Friday, September 25, 2009
Dollar hits 7-1/2-month low vs yen
NEW YORK: The dollar fell to a 7-1/2-month low beneath the key 90-yen level on Friday after the G20 pledged to continue emergency stimulus spending until a recovery takes hold, suggesting US interest rates would remain very low. The yen also got a boost after an influential former Japan finance official told Dow Jones Newswires that authorities were not likely to try halting yen gains unless the dollar fell below 85 yen. The dollar fared better against sterling, which fell to multi month lows a day after Bank of England Governor Mervyn King said a weak pound would help exports and the UK economy. But the euro edged higher against the greenback, helped by encouraging data showing that US consumer sentiment hit its highest level this month since January 2008. Stocks and the euro have focused on the improvement we ve seen in consumer confidence, said Kathy Lien, director of FX research at GFT Forex in New York.

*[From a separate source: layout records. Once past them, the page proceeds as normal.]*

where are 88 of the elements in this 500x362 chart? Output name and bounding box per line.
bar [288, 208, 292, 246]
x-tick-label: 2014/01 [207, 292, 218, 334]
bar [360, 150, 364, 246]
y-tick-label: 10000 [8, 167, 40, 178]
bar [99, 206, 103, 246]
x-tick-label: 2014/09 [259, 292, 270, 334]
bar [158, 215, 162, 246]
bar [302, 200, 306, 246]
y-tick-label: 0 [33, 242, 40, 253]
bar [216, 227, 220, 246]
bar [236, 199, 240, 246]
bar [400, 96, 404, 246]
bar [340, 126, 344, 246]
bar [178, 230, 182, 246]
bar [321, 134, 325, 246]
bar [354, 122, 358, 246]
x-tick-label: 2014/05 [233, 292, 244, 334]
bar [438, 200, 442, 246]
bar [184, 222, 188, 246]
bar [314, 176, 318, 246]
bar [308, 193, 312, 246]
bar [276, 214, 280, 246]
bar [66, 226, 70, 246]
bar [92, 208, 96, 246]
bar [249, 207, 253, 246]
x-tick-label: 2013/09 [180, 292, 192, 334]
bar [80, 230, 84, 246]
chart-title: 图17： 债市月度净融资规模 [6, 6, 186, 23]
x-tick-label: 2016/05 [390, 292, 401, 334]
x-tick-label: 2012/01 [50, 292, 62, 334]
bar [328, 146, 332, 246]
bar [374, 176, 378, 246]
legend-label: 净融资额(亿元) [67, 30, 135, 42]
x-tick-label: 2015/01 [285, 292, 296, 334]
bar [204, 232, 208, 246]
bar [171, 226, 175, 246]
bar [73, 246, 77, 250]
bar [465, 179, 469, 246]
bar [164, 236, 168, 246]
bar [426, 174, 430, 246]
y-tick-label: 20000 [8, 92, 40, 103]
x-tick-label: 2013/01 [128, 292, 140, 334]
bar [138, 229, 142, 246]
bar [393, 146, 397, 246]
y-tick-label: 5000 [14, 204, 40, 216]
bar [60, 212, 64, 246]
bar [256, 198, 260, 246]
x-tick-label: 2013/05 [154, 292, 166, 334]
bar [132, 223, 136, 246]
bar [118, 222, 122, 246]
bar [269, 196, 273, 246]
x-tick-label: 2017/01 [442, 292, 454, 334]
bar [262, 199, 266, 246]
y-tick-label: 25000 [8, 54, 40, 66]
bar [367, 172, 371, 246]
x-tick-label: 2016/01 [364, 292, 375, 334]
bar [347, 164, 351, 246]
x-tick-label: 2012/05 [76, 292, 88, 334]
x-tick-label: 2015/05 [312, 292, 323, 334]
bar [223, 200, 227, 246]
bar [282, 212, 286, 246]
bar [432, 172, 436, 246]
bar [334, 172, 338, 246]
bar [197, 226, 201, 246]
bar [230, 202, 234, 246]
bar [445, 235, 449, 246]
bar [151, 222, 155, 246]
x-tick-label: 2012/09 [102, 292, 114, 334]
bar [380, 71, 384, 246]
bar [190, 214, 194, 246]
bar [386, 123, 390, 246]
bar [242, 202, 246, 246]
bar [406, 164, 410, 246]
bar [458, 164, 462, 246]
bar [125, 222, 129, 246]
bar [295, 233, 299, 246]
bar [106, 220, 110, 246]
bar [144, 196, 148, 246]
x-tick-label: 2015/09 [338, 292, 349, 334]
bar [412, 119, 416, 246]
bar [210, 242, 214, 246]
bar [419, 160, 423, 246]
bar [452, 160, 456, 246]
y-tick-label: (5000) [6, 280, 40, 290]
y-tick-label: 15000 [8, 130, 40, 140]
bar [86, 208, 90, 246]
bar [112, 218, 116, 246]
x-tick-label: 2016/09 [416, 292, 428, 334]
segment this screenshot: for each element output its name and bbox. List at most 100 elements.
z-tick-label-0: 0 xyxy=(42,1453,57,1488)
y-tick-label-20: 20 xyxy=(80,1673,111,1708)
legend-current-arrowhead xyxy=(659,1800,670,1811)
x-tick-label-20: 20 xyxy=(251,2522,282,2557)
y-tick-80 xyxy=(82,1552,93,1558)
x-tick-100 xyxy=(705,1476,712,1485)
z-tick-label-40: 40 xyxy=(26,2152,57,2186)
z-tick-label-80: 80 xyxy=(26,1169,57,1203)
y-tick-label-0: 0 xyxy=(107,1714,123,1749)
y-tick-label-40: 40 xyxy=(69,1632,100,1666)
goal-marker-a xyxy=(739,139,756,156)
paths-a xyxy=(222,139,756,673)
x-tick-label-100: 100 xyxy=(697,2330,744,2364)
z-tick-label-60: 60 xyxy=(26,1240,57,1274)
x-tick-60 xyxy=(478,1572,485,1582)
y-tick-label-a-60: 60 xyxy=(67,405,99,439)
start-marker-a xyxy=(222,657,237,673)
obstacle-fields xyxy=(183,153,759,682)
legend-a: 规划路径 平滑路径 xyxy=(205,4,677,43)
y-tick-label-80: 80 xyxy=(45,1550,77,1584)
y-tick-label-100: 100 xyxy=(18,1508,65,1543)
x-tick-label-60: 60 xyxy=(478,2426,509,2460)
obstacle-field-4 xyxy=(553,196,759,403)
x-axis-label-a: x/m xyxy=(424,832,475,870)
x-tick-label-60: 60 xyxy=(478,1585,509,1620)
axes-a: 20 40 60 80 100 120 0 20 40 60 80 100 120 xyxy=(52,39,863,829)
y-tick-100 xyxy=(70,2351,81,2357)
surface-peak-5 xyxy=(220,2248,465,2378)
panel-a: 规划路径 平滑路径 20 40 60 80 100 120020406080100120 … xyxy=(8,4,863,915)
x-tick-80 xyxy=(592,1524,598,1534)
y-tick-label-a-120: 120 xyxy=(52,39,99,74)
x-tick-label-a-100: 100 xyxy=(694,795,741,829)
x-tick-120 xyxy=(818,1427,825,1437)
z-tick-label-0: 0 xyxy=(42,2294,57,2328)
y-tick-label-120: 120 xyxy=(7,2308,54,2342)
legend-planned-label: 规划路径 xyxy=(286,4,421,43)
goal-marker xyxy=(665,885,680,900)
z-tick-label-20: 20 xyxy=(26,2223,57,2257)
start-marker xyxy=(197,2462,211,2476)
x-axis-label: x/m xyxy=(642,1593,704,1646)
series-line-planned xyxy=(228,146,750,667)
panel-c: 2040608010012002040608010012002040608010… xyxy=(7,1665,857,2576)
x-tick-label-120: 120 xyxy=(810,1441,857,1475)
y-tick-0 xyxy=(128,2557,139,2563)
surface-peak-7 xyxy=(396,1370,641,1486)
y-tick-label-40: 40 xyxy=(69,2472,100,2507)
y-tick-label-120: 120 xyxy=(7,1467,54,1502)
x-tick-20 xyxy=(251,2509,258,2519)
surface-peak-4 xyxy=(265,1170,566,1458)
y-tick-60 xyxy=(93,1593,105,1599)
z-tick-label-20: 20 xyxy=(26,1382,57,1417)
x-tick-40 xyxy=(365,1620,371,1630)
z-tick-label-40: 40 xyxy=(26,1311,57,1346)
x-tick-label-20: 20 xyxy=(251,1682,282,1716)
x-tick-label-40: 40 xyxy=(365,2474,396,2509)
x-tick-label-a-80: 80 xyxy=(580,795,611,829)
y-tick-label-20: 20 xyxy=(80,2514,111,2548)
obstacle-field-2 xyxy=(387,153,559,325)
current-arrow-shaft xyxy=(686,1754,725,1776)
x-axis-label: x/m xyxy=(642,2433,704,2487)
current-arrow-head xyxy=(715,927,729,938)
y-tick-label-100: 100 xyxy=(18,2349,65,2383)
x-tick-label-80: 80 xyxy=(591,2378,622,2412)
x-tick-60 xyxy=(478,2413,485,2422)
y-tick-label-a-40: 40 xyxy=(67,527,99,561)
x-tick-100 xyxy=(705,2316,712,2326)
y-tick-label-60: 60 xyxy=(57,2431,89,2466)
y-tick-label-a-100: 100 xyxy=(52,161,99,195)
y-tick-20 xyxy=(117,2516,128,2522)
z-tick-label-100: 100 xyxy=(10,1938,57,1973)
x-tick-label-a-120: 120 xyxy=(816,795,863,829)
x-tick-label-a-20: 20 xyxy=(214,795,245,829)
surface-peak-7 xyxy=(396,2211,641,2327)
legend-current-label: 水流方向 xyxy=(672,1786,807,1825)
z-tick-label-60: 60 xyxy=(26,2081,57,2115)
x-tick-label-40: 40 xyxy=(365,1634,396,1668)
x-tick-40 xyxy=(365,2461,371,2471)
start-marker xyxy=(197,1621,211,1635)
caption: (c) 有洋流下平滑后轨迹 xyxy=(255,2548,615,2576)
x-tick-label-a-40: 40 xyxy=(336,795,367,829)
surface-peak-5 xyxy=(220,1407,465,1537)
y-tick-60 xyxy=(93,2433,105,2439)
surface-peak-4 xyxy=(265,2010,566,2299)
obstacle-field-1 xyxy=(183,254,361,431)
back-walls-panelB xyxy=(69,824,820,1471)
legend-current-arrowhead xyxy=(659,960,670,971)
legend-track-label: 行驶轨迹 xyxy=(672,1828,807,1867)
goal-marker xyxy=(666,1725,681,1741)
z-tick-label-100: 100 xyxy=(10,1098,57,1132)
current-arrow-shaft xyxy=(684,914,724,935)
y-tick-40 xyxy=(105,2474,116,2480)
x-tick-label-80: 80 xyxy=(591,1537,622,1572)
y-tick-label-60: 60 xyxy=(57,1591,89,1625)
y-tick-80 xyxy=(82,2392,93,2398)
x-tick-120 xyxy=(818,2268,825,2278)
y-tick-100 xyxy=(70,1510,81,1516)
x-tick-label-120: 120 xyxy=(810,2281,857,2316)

Stocks and currencies such as the euro are seen as reliant on strong global growth and tend to rally on good economic news, while the dollar often gets a bid when data is weak. The dollar was last down 1.6 per cent at 89.85 yen after hitting 89.78 yen earlier, the lowest since February. The euro also fell 0.9 per cent to 132.49 yen. The euro rose 0.3 per cent to $1.4701, boosted after encouraging US consumer sentiment data and a separate report showing new homes sales edged up in the United States in August. The pound fell to $1.5917, its lowest since early June, before edging back to $1.5986, down 0.4 per cent. It sank against the yen, falling as low as around 144.30 yen, its weakest since mid-May.